The most interesting part of this section of the NC500, according to Mrs Slaw, was the wind farms and oil rigs out to sea and the grass roofed sheep huts. Good insulation in all weathers perhaps? Mrs Slaw picked up a theme in place names along the way. Ulbster, Occumster, Lybster. Intrigued, she looked into the meaning of ‘ster’. Apparently, according to forum.caithness.org it means ‘stead’ as in homestead or farmstead and is an old Norse word.
Past Berridale, driving through the Langwell Forest, you are reminded of the beautiful scenery of the West Coast. Winding roads, herds of deer, mountains silhouetted on the right hand side. It has finally stopped raining! Mrs Slaw feels like she is on holiday again. Looking out to sea, you can make out Tarbet Ness over the Dornoch Firth. There are glimpses of blue skies ahead! Helga passed the Clynelish Distillery at Brora but amazingly didn’t stop 🤣 Brora is a pretty little town with higgeldy piggledy houses and brightly painted shops.
Dunrobin Castle is the home of the Dukes and Earls of Sutherland. Mrs Slaw knew from research that neither the castle nor the grounds are dog friendly. However, there is a woodland walk that you can take dogs on that takes you across the beach in front of the castle where you can get the perfect insta photo with the castle in the background. Slaw, Mrs Slaw, Prince William and the Cottingham Cowgirl set forth into the woods. They came across the fenced off burial ground of the Dukes and Earls in a clearing with a magnificent stone memorial and then headed onto the beach track. Alas! The tide was in. Thwarted of the perfect insta photo the only one available today was the rear of the castle.
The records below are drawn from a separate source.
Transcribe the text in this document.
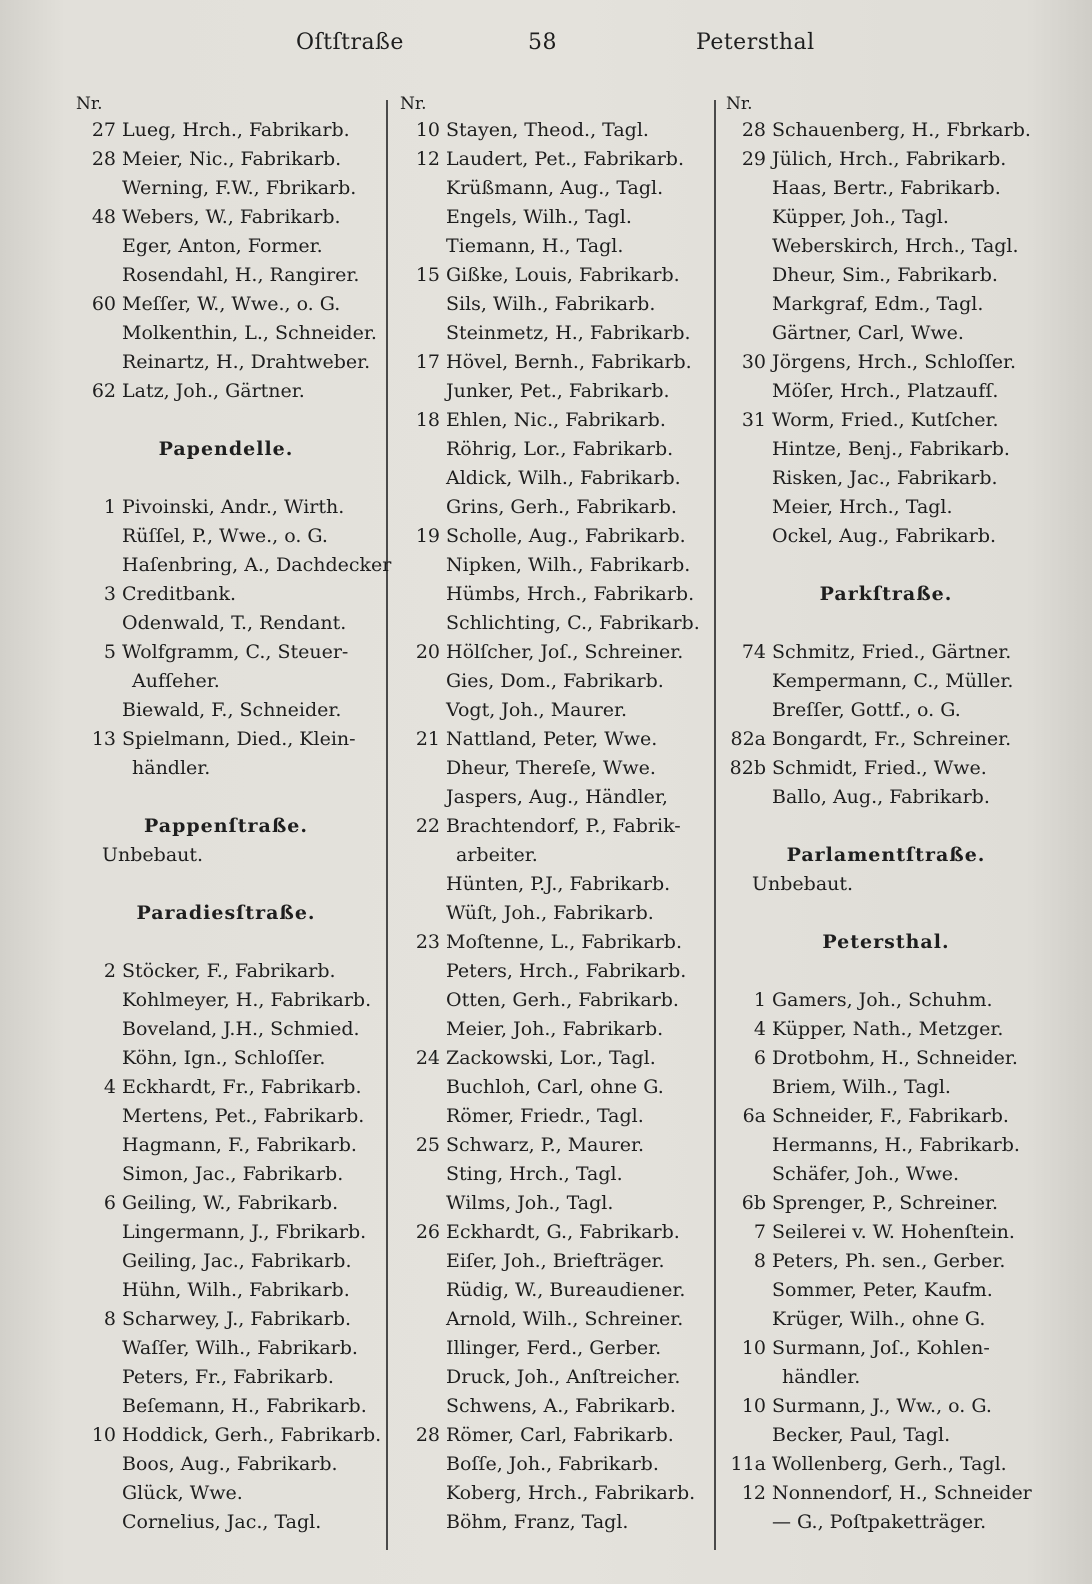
Oſtſtraße	58	Petersthal
Nr.
27 Lueg, Hrch., Fabrikarb.
28 Meier, Nic., Fabrikarb.
Werning, F.W., Fbrikarb.
48 Webers, W., Fabrikarb.
Eger, Anton, Former.
Rosendahl, H., Rangirer.
60 Meſſer, W., Wwe., o. G.
Molkenthin, L., Schneider.
Reinartz, H., Drahtweber.
62 Latz, Joh., Gärtner.
Papendelle.
1 Pivoinski, Andr., Wirth.
Rüſſel, P., Wwe., o. G.
Haſenbring, A., Dachdecker
3 Creditbank.
Odenwald, T., Rendant.
5 Wolfgramm, C., Steuer-
Aufſeher.
Biewald, F., Schneider.
13 Spielmann, Died., Klein-
händler.
Pappenſtraße.
Unbebaut.
Paradiesſtraße.
2 Stöcker, F., Fabrikarb.
Kohlmeyer, H., Fabrikarb.
Boveland, J.H., Schmied.
Köhn, Ign., Schloſſer.
4 Eckhardt, Fr., Fabrikarb.
Mertens, Pet., Fabrikarb.
Hagmann, F., Fabrikarb.
Simon, Jac., Fabrikarb.
6 Geiling, W., Fabrikarb.
Lingermann, J., Fbrikarb.
Geiling, Jac., Fabrikarb.
Hühn, Wilh., Fabrikarb.
8 Scharwey, J., Fabrikarb.
Waſſer, Wilh., Fabrikarb.
Peters, Fr., Fabrikarb.
Beſemann, H., Fabrikarb.
10 Hoddick, Gerh., Fabrikarb.
Boos, Aug., Fabrikarb.
Glück, Wwe.
Cornelius, Jac., Tagl.
Nr.
10 Stayen, Theod., Tagl.
12 Laudert, Pet., Fabrikarb.
Krüßmann, Aug., Tagl.
Engels, Wilh., Tagl.
Tiemann, H., Tagl.
15 Gißke, Louis, Fabrikarb.
Sils, Wilh., Fabrikarb.
Steinmetz, H., Fabrikarb.
17 Hövel, Bernh., Fabrikarb.
Junker, Pet., Fabrikarb.
18 Ehlen, Nic., Fabrikarb.
Röhrig, Lor., Fabrikarb.
Aldick, Wilh., Fabrikarb.
Grins, Gerh., Fabrikarb.
19 Scholle, Aug., Fabrikarb.
Nipken, Wilh., Fabrikarb.
Hümbs, Hrch., Fabrikarb.
Schlichting, C., Fabrikarb.
20 Hölſcher, Joſ., Schreiner.
Gies, Dom., Fabrikarb.
Vogt, Joh., Maurer.
21 Nattland, Peter, Wwe.
Dheur, Thereſe, Wwe.
Jaspers, Aug., Händler,
22 Brachtendorf, P., Fabrik-
arbeiter.
Hünten, P.J., Fabrikarb.
Wüſt, Joh., Fabrikarb.
23 Moſtenne, L., Fabrikarb.
Peters, Hrch., Fabrikarb.
Otten, Gerh., Fabrikarb.
Meier, Joh., Fabrikarb.
24 Zackowski, Lor., Tagl.
Buchloh, Carl, ohne G.
Römer, Friedr., Tagl.
25 Schwarz, P., Maurer.
Sting, Hrch., Tagl.
Wilms, Joh., Tagl.
26 Eckhardt, G., Fabrikarb.
Eiſer, Joh., Briefträger.
Rüdig, W., Bureaudiener.
Arnold, Wilh., Schreiner.
Illinger, Ferd., Gerber.
Druck, Joh., Anſtreicher.
Schwens, A., Fabrikarb.
28 Römer, Carl, Fabrikarb.
Boſſe, Joh., Fabrikarb.
Koberg, Hrch., Fabrikarb.
Böhm, Franz, Tagl.
Nr.
28 Schauenberg, H., Fbrkarb.
29 Jülich, Hrch., Fabrikarb.
Haas, Bertr., Fabrikarb.
Küpper, Joh., Tagl.
Weberskirch, Hrch., Tagl.
Dheur, Sim., Fabrikarb.
Markgraf, Edm., Tagl.
Gärtner, Carl, Wwe.
30 Jörgens, Hrch., Schloſſer.
Möſer, Hrch., Platzaufſ.
31 Worm, Fried., Kutſcher.
Hintze, Benj., Fabrikarb.
Risken, Jac., Fabrikarb.
Meier, Hrch., Tagl.
Ockel, Aug., Fabrikarb.
Parkſtraße.
74 Schmitz, Fried., Gärtner.
Kempermann, C., Müller.
Breſſer, Gottf., o. G.
82a Bongardt, Fr., Schreiner.
82b Schmidt, Fried., Wwe.
Ballo, Aug., Fabrikarb.
Parlamentſtraße.
Unbebaut.
Petersthal.
1 Gamers, Joh., Schuhm.
4 Küpper, Nath., Metzger.
6 Drotbohm, H., Schneider.
Briem, Wilh., Tagl.
6a Schneider, F., Fabrikarb.
Hermanns, H., Fabrikarb.
Schäfer, Joh., Wwe.
6b Sprenger, P., Schreiner.
7 Seilerei v. W. Hohenſtein.
8 Peters, Ph. sen., Gerber.
Sommer, Peter, Kaufm.
Krüger, Wilh., ohne G.
10 Surmann, Joſ., Kohlen-
händler.
10 Surmann, J., Ww., o. G.
Becker, Paul, Tagl.
11a Wollenberg, Gerh., Tagl.
12 Nonnendorf, H., Schneider
— G., Poſtpaketträger.
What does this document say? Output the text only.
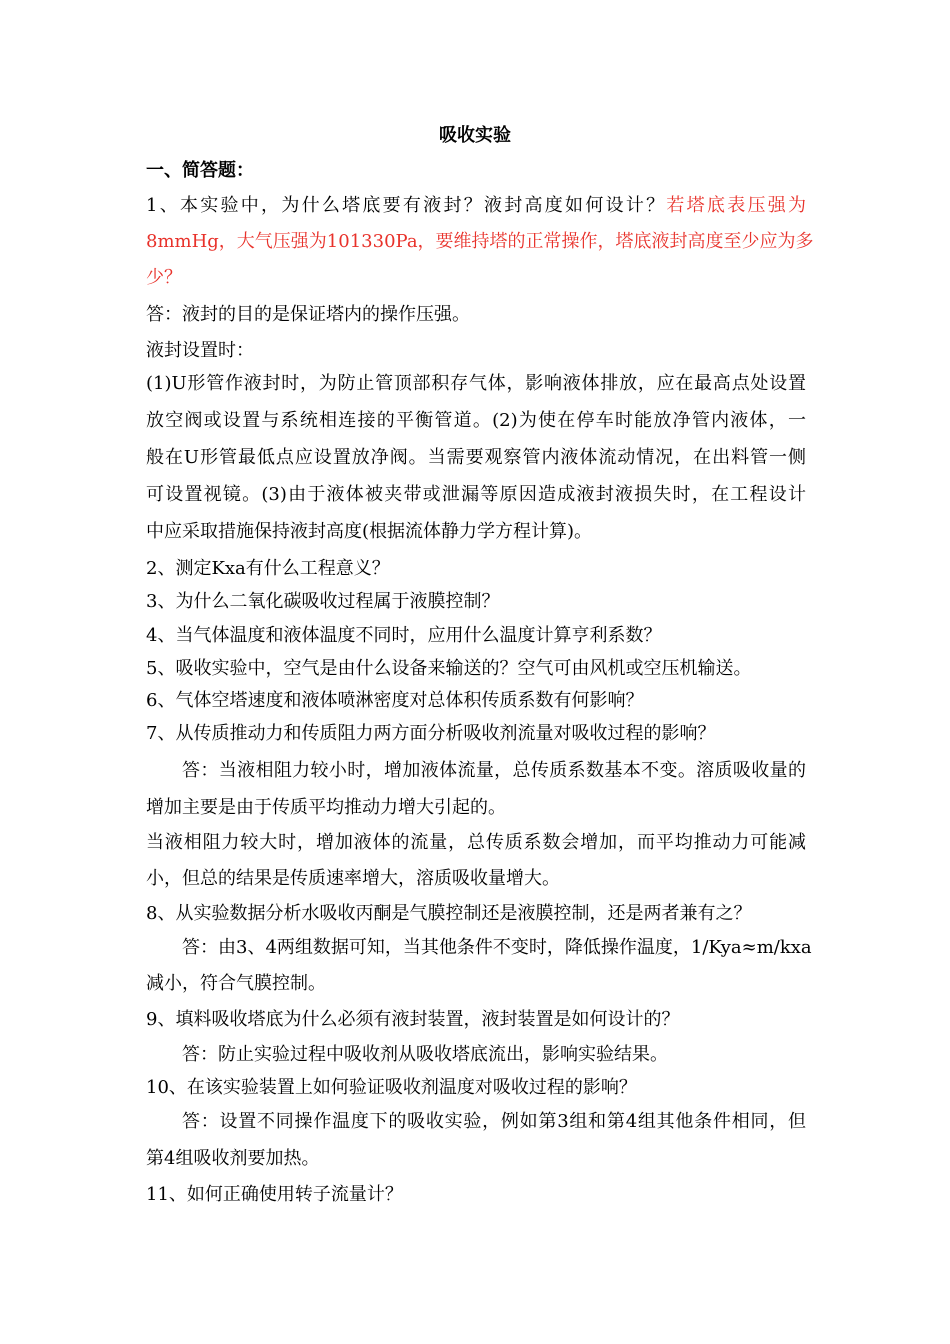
吸收实验
一、简答题：
1、本实验中，为什么塔底要有液封？液封高度如何设计？若塔底表压强为
8mmHg，大气压强为101330Pa，要维持塔的正常操作，塔底液封高度至少应为多
少？
答：液封的目的是保证塔内的操作压强。
液封设置时：
(1)U形管作液封时，为防止管顶部积存气体，影响液体排放，应在最高点处设置
放空阀或设置与系统相连接的平衡管道。(2)为使在停车时能放净管内液体，一
般在U形管最低点应设置放净阀。当需要观察管内液体流动情况，在出料管一侧
可设置视镜。(3)由于液体被夹带或泄漏等原因造成液封液损失时，在工程设计
中应采取措施保持液封高度(根据流体静力学方程计算)。
2、测定Kxa有什么工程意义？
3、为什么二氧化碳吸收过程属于液膜控制？
4、当气体温度和液体温度不同时，应用什么温度计算亨利系数？
5、吸收实验中，空气是由什么设备来输送的？空气可由风机或空压机输送。
6、气体空塔速度和液体喷淋密度对总体积传质系数有何影响？
7、从传质推动力和传质阻力两方面分析吸收剂流量对吸收过程的影响？
答：当液相阻力较小时，增加液体流量，总传质系数基本不变。溶质吸收量的
增加主要是由于传质平均推动力增大引起的。
当液相阻力较大时，增加液体的流量，总传质系数会增加，而平均推动力可能减
小，但总的结果是传质速率增大，溶质吸收量增大。
8、从实验数据分析水吸收丙酮是气膜控制还是液膜控制，还是两者兼有之？
答：由3、4两组数据可知，当其他条件不变时，降低操作温度，1/Kya≈m/kxa
减小，符合气膜控制。
9、填料吸收塔底为什么必须有液封装置，液封装置是如何设计的？
答：防止实验过程中吸收剂从吸收塔底流出，影响实验结果。
10、在该实验装置上如何验证吸收剂温度对吸收过程的影响？
答：设置不同操作温度下的吸收实验，例如第3组和第4组其他条件相同，但
第4组吸收剂要加热。
11、如何正确使用转子流量计？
Next on the activity list was the Loch Fleet nature reserve. According to Mrs Slaw’s research, this is full of sand banks with seals posing for the tourists. Mrs Slaw knows this because she’s seen the photos on social media. Guess what? The tide that was in at Dunrobin, was also in at Loch Fleet 🤦🏻♀️ No visible sand banks, just a solitary seal bobbing about in the middle of the Loch. The ruined Skelbo Castle sits just above the south shore car park. A toothless relic of days gone by,
Tonight’s campsite is Dornoch Camping and Caravanning Site. Not a CCC site as Mrs Slaw thought! A very friendly welcome and Helga was soon pitched. Time to explore the town. Mrs Slaw was fascinated by the Witches Stone in someone’s front garden. Dornoch is famed for the last recorded execution of a person convicted of witchcraft by stripping, tarring and burning alive. The stone marks the site of Janet Horne’s execution in 1727.
Dornoch has other interesting places to explore, such as the old jail, now a maze of independent retailers setting out their wares in the cells. Mrs Slaw purchased her favourite Sea Kelp hand soap and conditioner on a stylish white porcelain stand. In the back streets there were photo opportunities in abundance. Mrs slaw found a picture perfect house and car. Heartbeat-esque!
However, Dornoch is not dog friendly. The first two establishments where Slaw tried to spend money over the bar refused the pooches entry 😱 Finally, they were allowed in the Coach House bar and restaurant. A very pleasant evening was spent chatting to fellow travellers. In fact, it seemed that without tourists, the bar would be empty. Tomorrow we finish our amazing NC500 route and head further south through Scotland. We will definitely return to the Highlands.